Un guardia se acercó a Ruiz Funes por la espalda e hizo amago de sacar algo del bolsillo de la chaqueta.
– Mire, jefe -dijo llamando la atención del responsable de la Político Social.
Alsina advirtió que mostraba una pistola. Ahora entendía por qué no habían detenido a Ruiz Funes. Lo habían preparado todo.

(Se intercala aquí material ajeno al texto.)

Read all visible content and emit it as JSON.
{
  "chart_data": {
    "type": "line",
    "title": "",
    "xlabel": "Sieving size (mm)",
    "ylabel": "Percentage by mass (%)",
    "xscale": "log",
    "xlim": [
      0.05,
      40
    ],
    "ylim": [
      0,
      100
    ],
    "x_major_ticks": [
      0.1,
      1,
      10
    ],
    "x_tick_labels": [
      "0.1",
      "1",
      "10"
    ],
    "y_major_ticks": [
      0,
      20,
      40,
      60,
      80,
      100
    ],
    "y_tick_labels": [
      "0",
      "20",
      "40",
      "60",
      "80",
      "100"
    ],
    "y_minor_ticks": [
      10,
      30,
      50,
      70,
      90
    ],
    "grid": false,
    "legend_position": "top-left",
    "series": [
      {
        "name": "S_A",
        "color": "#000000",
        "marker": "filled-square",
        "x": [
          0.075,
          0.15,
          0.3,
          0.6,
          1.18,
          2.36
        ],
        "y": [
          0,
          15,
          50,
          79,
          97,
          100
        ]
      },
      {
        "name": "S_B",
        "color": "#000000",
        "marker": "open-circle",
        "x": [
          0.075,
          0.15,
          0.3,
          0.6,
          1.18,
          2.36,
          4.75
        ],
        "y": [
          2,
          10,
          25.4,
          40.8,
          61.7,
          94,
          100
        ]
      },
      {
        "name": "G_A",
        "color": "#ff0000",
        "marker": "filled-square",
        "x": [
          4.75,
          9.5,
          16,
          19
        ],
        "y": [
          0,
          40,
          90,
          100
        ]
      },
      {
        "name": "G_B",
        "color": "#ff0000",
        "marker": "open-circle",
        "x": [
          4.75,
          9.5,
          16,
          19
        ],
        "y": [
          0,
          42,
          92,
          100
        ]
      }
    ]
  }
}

– El arma del crimen -sentenció Guarinós-. Cosas de mariconas.
– Pero ¿qué dices? Si la traía el guardia. Yo lo he visto -protestó Julio.
– Tú eres un mierda, un alcohólico. El arma estaba en el bolsillo de Ruiz Funes. Además, es comunista -contestó el jefe de la Político Social.
Antes de que pudiera decir nada más, habían esposado a Joaquín y lo arrastraban por el pasillo. No se resistía, parecía como ido, lejos de allí. Daba la sensación de que ni sabía lo que le estaba pasando. El cuerpo del forense rodó por el suelo mientras Alsina se encaraba con Guarinós:
– ¿Qué coño te pasa, hijo de puta? ¿Qué quieres?